One possible explanation is that the instance of the load balancer will, in case no instances are up and or healthy in its own network, contact AWS load balancer service elsewhere / or possibly the other instances of the load balancer in different networks, before routing the actual traffic.
So the node of the load balancer in one network cannot take the routing decision on its own?
I think my mental model about internal load balancing and private networks is somewhat wrong, can you help me understand what happens here?
英文:
I have the following set up:
-
public network
This network has internet access as the route tables routes the external traffic to a IGW
I am deploying a small sample app webAppPublic in this network -
private network A - no internet access
-
private network B - no internet access
Note network A and network B are in two different AZs
In private network A and network B I deployed a small sample app webAppPrivate used by webAppPublic
so one instance per network.
I am using a internal load balancer for webAppPrivate
I linked the load balancer to network A and network B and put the two instances as target group.
webAppPublic uses the dns name of the load balancer to communicate to webAppPrivate
This configuration works fine:
Furthermore I see in the console that if I call dig load-balancer-dns
it resolves to two IP addresses for each subnetwork namely private network A and private network B
So now I also have two load balancers node for each private network.
I also note that if I call dig multiple times I see the the order of the addresses changes so I guess AWS does this for dns load balancing
among the load balancers instances on the network A and B
I asked my self the question, what should happen if I remove one instance of webAppPrivate ?
In this case one of the load balancer would not find a instance in the same network and AZ to forward the request
to, so most likely the request will fail.
However after doing this I notice the work balancing still works fine, as I don't get any issues and the one instance remaining is always reached.
I am not sure how this happens, if the DNS query resolves the dns name to the load balancer instance in the
network and AZ from which I remove the instance I would expect this request to fail.
One possible explaination is that the instance of load balancer will, in case no instances are up and or healthy in its own network, contact AWS load balancer service elsewhere / or possibly the other instances of the laod balancer in different networks, before routing the actual traffic.
So the node of load balancer in one cannot network cannot take the routing decision on its own ?
I think my mental model about internal load balancing and private network is somewhat wrong, can you help me understand what happens here ?
答案1
得分: 0
看起来你正在使用应用负载均衡器(ALB)。
跨区域负载平衡是ALB的默认配置。

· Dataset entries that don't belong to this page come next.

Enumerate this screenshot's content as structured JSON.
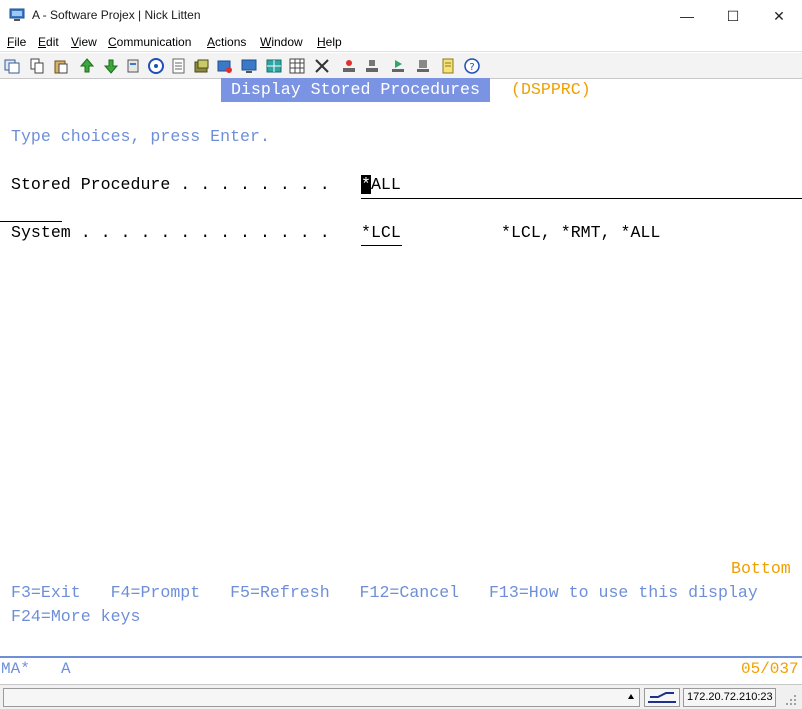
{
  "window": {
    "title": "A - Software Projex | Nick Litten",
    "minimize_glyph": "—",
    "maximize_glyph": "☐",
    "close_glyph": "✕"
  },
  "menu": {
    "items": [
      {
        "label": "File",
        "mnemonic": "F",
        "rest": "ile"
      },
      {
        "label": "Edit",
        "mnemonic": "E",
        "rest": "dit"
      },
      {
        "label": "View",
        "mnemonic": "V",
        "rest": "iew"
      },
      {
        "label": "Communication",
        "mnemonic": "C",
        "rest": "ommunication"
      },
      {
        "label": "Actions",
        "mnemonic": "A",
        "rest": "ctions"
      },
      {
        "label": "Window",
        "mnemonic": "W",
        "rest": "indow"
      },
      {
        "label": "Help",
        "mnemonic": "H",
        "rest": "elp"
      }
    ]
  },
  "toolbar": {
    "icons": [
      "copy-screen-icon",
      "copy-icon",
      "paste-icon",
      "send-file-icon",
      "receive-file-icon",
      "print-icon",
      "help-circle-icon",
      "notes-icon",
      "macro-icon",
      "record-icon",
      "display-icon",
      "grid-icon",
      "tools-icon",
      "stop-icon",
      "play-icon",
      "run-icon",
      "step-icon",
      "quick-edit-icon",
      "info-icon"
    ]
  },
  "screen": {
    "panel_title": "Display Stored Procedures",
    "command": "(DSPPRC)",
    "instruction": "Type choices, press Enter.",
    "fields": [
      {
        "label": "Stored Procedure . . . . . . . .",
        "value_cursor": "*",
        "value_rest": "ALL"
      },
      {
        "label": "System . . . . . . . . . . . . .",
        "value": "*LCL",
        "choices": "*LCL, *RMT, *ALL"
      }
    ],
    "more_indicator": "Bottom",
    "function_keys_line1": "F3=Exit   F4=Prompt   F5=Refresh   F12=Cancel   F13=How to use this display",
    "function_keys_line2": "F24=More keys"
  },
  "oia": {
    "session_indicator": "MA*",
    "session_letter": "A",
    "cursor_position": "05/037"
  },
  "statusbar": {
    "connection": "172.20.72.210:23"
  },
  "colors": {
    "panel_title_bg": "#7b93e3",
    "command_text": "#f0a000",
    "prompt_text": "#6e8fd8"
  }
}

这意味着每个负载均衡器节点会将流量分配到所有已启用的可用区中注册的目标上。当禁用跨区域负载平衡时,每个负载均衡器节点仅将流量分配到与负载均衡器部署在同一可用区中的已注册目标上。
截至2022年末,你现在可以禁用跨区域负载平衡。
详细信息请参阅弹性负载均衡的跨区域负载平衡部分。
英文:
It looks like you are using Application Load Balancer (ALB).

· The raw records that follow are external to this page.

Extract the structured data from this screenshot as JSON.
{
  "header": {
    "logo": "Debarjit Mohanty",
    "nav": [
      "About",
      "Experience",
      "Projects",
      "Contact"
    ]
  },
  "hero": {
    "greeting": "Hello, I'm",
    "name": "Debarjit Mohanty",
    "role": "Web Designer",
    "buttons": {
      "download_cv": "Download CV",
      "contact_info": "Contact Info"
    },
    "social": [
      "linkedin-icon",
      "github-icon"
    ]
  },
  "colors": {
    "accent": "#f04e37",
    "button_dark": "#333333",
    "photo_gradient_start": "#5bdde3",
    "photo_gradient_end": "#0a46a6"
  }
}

Cross-zone load balancing is the default configuration for ALB. That means that each load balancer node distributes traffic across the registered targets in all enabled Availability Zones. When cross-zone load balancing is disabled, each load balancer node distributes traffic only across the registered targets within the same AZ as the load balancer is deployed.
As of late 2022, you can now disable cross-zone load balancing.
See more at the cross-zone load balancing section of How Elastic Load Balancing works.